Vallée d’Aoste – un coin de montagne polyglotte

Perchée à l’extrême nord-ouest de l’Italie, enclavée entre la France et la Suisse, la Vallée d’Aoste (Valle d’Aosta en italien) est la plus petite région italienne. Depuis les premiers Celtes puis l’Empire romain, sa position stratégique au pied des plus hauts sommets d’Europe en a fait une terre de passage et de métissage. Aujourd’hui encore, la région demeure officiellement bilingue (italien et français), mais elle conserve aussi une langue locale gallo-romane, le francoprovençal, parlée par plus de la moitié de ses 120 000 habitants, ainsi que des dialectes germaniques Walser dans certaines vallées. Ce multilinguisme reflète une identité singulière, à la croisée des cultures latines et alpines.
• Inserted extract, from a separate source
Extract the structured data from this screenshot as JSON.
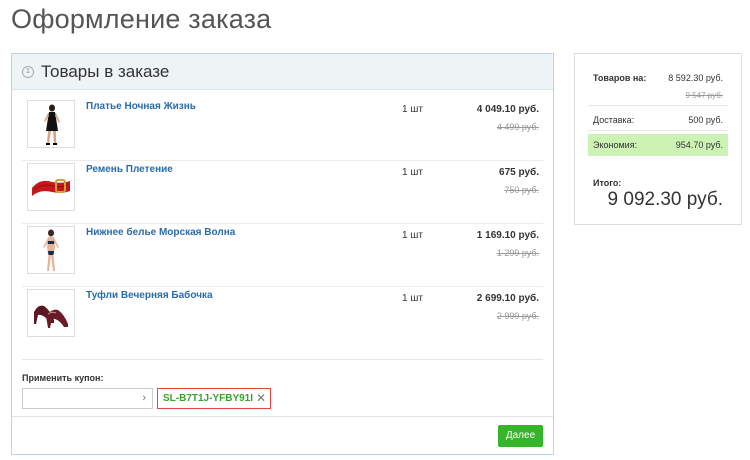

Bordée de sommets mythiques – Mont Blanc (4 808 m), Cervin/Cervino (4 478 m), massif du Mont-Rose (4 634 m) – la région est dominée par la haute vallée glaciaire de la Dora Baltea. À l’est et au sud, une chaîne de cols (Grand-Saint-Bernard, Petit-Saint-Bernard) relie l’Italie au reste de l’Europe, tandis qu’au cœur du territoire se nichent des vallées latérales accueillant villages, châteaux et pâturages. L’histoire, la nature intacte et les traditions agricoles façonnent un univers montagnard authentique où l’art de vivre se nourrit de fromages, de jambons, de vins de caractère et de fêtes ancestrales.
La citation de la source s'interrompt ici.